In the expected flow when a client pod calls an API it resolves the domain via DNS and gets the NLB IP and sends a SYN. The NLB performs SNAT swapping the client’s pod IP with its own before forwarding to Nginx. Nginx sees traffic from the NLB IP and sends SYN-ACK back through the NLB. Symmetric path and Cilium’s conntrack is happy.
But AWS NLBs preserve the client’s source IP by default which means no SNAT. Nobody on the team had ever questioned that default because it’s the kind of setting that exists in a blind spot until it ruins your week.
Without SNAT the NLB forwards the packet with the original client pod IP intact and when the client and Nginx happen to sit on the same node the whole thing falls apart.
Cilium’s perspective (it’s not wrong)
Cilium keeps a conntrack table and when the client pod sends a SYN to 10.0.2.50 (the NLB) Cilium records:
Client Pod (10.0.1.10) -> NLB (10.0.2.50): SYN [TRACKED]It expects the SYN-ACK to come from 10.0.2.50 but Nginx is on the same node and the source IP was preserved so Nginx responds directly to the client without going back through the NLB:
Nginx Pod (10.0.1.20) -> Client Pod (10.0.1.10): SYN-ACK [???]Cilium has no conntrack entry for 10.0.1.20 because the client never sent anything to that IP and as far as Cilium can tell some random pod just tried to initiate a connection out of nowhere.
With network policies active this shows up as INGRESS DENIED and without them the stateless check passes but the stateful check still fails because Cilium can’t match the SYN-ACK to the original SYN so the TCP handshake never completes and the client hangs until it times out.
That’s why relaxing the network policy made the logs disappear without fixing anything. The denial was a symptom and the conntrack mismatch was the actual problem.
Why it was intermittent
Most of the services we host talk to each other through the mesh directly and never touch the NLB path. This internal-via-public-domain routing only exists for the handful of services that need to work across clusters and most customers never use it. On top of that the cluster had enough nodes that client and Nginx pods landing on the same node was genuinely uncommon, and since this architecture only runs behind AWS NLBs the problem didn’t exist in other environments. A rarely used routing path, an unlikely scheduling coincidence, and a single cloud provider’s default all lining up at once. It worked for a year because the odds were low, not zero.
The fix
We modified the AWS NLB service manifest for the internal ingress controller to disable client IP preservation and force the NLB to perform SNAT. One annotation in the manifest and the NLB now replaces the client pod’s source IP with its own before forwarding to Nginx. Nginx always sees traffic from the NLB and replies always go back through the NLB and you get a symmetric path regardless of where pods land.
What we changed after
We pin every load balancer setting in IaC now because cloud provider defaults are someone else’s opinion about what you probably want.
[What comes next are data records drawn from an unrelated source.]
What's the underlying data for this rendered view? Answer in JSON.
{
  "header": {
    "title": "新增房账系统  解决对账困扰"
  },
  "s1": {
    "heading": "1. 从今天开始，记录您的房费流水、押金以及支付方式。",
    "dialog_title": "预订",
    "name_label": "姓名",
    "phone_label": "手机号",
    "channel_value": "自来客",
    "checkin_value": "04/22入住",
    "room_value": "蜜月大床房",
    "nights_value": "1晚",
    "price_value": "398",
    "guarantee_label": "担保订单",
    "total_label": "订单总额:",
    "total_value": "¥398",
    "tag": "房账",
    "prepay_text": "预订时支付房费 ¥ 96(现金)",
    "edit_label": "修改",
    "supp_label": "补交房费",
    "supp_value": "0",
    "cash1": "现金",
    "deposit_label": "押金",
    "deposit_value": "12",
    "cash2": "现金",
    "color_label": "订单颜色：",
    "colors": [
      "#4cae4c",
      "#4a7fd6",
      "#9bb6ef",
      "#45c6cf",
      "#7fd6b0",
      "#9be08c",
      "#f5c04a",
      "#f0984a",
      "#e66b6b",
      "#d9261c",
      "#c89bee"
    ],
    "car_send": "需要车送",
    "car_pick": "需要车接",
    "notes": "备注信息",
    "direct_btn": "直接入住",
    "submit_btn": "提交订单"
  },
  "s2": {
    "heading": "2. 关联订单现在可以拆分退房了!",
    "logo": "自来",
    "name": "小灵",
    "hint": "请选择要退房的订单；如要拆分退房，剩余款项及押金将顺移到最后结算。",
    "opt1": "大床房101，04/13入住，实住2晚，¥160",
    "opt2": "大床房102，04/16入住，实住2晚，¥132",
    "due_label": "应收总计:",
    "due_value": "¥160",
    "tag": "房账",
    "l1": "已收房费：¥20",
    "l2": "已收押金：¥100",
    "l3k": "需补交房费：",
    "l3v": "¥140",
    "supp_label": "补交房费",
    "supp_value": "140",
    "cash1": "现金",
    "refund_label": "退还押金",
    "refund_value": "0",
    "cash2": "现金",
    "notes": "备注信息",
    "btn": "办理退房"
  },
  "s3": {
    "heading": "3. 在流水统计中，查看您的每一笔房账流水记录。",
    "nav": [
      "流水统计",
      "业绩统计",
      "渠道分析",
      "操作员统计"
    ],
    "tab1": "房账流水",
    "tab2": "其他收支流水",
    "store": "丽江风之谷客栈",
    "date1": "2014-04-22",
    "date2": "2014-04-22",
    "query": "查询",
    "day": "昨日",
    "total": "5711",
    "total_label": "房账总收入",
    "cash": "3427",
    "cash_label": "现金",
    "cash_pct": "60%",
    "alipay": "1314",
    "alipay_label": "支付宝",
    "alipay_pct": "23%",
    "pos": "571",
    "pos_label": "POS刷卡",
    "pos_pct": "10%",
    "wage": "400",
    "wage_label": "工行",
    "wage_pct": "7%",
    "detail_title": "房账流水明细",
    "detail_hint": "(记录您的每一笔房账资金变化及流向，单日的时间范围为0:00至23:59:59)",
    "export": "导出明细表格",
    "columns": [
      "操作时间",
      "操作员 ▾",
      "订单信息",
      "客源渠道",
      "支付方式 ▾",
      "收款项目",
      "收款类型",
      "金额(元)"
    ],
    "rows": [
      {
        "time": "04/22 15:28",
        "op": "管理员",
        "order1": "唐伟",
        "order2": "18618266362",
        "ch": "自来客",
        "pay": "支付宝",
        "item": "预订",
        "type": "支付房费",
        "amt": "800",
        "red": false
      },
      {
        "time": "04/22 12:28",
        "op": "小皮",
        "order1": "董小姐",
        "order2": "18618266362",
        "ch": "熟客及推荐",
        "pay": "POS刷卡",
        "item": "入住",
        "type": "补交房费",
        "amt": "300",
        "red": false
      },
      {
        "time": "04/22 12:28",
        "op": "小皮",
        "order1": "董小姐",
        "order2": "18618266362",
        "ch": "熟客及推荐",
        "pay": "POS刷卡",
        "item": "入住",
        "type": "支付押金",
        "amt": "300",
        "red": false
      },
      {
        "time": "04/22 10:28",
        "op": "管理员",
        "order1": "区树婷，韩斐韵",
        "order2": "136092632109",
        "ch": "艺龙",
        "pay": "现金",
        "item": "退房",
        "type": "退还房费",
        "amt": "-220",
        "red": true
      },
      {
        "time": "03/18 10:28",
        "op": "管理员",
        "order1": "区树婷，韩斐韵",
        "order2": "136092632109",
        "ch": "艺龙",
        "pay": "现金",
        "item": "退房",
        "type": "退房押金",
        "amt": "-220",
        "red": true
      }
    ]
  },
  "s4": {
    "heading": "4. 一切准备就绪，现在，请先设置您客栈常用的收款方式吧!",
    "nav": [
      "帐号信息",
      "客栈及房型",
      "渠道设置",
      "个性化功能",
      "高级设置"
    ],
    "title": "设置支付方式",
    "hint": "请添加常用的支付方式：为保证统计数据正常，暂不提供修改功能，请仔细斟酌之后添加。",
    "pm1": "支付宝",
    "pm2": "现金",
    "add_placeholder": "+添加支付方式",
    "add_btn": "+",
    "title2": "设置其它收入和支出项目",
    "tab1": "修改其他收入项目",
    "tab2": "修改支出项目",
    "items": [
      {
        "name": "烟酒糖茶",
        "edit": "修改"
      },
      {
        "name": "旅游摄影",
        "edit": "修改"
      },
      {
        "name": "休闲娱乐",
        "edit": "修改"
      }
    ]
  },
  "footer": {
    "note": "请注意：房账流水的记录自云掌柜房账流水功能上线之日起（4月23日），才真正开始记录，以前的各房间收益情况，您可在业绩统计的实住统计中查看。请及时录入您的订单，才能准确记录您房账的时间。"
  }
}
We stopped trusting clean logs as proof of a fix because logs went quiet when we relaxed the policy but the connection still failed silently at the conntrack level. Our playbooks now include TCP handshake verification instead of just log monitoring.
We map pod-to-node placement during network debugging from the start and we’re a lot more suspicious of coincidences. Two things changed at the same time and the problem disappeared but only one of them mattered and it wasn’t the one we credited.